Published on January 11th, 2014 | by Sam0
Country Jazz 1 – Sonny Rollins, Way Out West
Whenever I describe the styles of music I’m into I say “a combination of jazz and country” which almost always gets sort of a weird look. I’ve found though through really diving into these two musics that they are not all THAT far apart. Exploring country music and repetoire is not new for the jazz community, and country musicians playing jazz is not new for the country community. This series of monthly entries will look at 12 different Country and Jazz hybrid albums that you should check out before you claim this combination is too weird.
Country Jazz – Sonny Rollins Way Out West
One of the earlies examples in an entire album (there had been numerous songs that combined the styles previously) was Sonny Rollins’ Way Out West released in 1957. It’s one of Sonny’s trio records with just Ray Brown on bass and Shelly Mann on drums.
This record shows a master improvisor working with some of the themes of country… er the OTHER type of music, western. Sonny’s instrument choice is a clear depiction of the west – the music seems completely wide open without the use of a chording instrument.
On the opening track, “I’m an Old Cowhand” the band uses a horse hoof pattern to help bring the idea of the west to life. Sonny though doesn’t make this approach into a mocking or even approximation of the style. Instead he improvises as earnestly as ever, juxtaposing the great tradition of bebop saxophone playing over the simpler, open space conjured up by the west.

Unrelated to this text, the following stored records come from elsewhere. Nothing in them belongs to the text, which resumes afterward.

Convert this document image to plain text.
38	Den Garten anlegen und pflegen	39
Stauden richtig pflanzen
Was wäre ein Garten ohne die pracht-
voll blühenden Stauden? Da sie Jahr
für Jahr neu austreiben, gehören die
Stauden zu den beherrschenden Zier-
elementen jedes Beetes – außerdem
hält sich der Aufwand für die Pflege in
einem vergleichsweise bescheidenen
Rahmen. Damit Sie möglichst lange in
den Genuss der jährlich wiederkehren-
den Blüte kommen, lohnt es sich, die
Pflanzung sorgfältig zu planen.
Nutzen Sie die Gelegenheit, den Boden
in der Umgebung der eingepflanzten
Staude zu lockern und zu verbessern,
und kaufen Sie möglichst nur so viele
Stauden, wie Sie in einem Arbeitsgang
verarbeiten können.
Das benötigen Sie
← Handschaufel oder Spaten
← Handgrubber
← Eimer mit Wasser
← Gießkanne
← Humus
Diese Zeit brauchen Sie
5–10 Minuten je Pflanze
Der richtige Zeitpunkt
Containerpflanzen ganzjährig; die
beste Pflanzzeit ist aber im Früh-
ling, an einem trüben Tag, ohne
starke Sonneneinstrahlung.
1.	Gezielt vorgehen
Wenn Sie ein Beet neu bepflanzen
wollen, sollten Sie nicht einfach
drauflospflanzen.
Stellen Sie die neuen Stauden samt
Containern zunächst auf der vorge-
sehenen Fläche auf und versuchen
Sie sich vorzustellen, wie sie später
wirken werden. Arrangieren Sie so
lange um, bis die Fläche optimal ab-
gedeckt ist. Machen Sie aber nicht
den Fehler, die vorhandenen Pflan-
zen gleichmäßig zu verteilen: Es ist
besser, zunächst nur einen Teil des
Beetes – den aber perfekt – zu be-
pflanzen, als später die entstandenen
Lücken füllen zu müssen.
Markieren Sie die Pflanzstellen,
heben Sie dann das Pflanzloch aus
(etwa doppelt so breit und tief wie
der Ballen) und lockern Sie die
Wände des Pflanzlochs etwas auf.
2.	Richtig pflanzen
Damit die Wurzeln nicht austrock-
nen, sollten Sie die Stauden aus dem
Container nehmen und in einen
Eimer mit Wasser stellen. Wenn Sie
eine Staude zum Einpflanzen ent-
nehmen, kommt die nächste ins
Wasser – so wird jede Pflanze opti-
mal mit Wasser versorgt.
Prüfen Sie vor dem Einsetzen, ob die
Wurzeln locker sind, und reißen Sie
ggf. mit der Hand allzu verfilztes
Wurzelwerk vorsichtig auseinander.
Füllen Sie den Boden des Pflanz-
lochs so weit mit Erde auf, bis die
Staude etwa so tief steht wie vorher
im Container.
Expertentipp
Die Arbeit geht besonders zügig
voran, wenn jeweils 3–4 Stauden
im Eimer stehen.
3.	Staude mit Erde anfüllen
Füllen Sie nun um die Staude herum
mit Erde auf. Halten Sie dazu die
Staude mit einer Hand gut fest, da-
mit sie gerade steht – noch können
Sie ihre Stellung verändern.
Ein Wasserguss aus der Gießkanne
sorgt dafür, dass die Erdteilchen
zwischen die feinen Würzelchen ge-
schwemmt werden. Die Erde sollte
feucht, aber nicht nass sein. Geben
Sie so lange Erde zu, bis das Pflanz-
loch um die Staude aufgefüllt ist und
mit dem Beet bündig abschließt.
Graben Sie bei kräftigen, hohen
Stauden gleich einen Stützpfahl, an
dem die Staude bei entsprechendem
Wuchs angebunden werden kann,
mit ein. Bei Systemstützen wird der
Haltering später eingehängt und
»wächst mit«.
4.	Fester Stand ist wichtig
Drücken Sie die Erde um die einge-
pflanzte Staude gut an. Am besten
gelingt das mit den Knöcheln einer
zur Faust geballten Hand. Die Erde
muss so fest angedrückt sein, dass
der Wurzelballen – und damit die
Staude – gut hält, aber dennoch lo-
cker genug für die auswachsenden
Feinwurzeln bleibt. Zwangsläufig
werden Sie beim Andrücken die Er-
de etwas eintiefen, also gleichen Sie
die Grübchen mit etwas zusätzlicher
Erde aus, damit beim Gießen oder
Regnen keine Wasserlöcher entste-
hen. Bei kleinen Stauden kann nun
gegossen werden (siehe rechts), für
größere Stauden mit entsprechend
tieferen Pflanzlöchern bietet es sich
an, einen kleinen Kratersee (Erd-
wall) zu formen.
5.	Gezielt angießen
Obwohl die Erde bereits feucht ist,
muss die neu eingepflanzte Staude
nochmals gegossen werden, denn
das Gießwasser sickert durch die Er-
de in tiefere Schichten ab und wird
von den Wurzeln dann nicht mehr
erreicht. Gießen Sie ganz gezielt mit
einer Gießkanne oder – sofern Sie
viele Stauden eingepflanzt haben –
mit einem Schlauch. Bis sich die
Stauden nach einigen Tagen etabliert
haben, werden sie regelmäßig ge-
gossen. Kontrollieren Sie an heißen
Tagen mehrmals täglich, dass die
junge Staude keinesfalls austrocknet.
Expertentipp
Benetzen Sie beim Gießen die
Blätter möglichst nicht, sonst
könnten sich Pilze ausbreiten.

Check out Wagon Wheels with its easy going swing and a similar horse hoof drum pattern played by Mann.
A major highlight for me is the final track of the album, the title track “Way Out West.” This tune has an almost free jazz feel to it. The opening of the tune is laid back and easy going, but he eventually rips into an amazing solo.
Way Out West is one of the most remarkable albums in the country jazz idiom. Definitely a must-listen.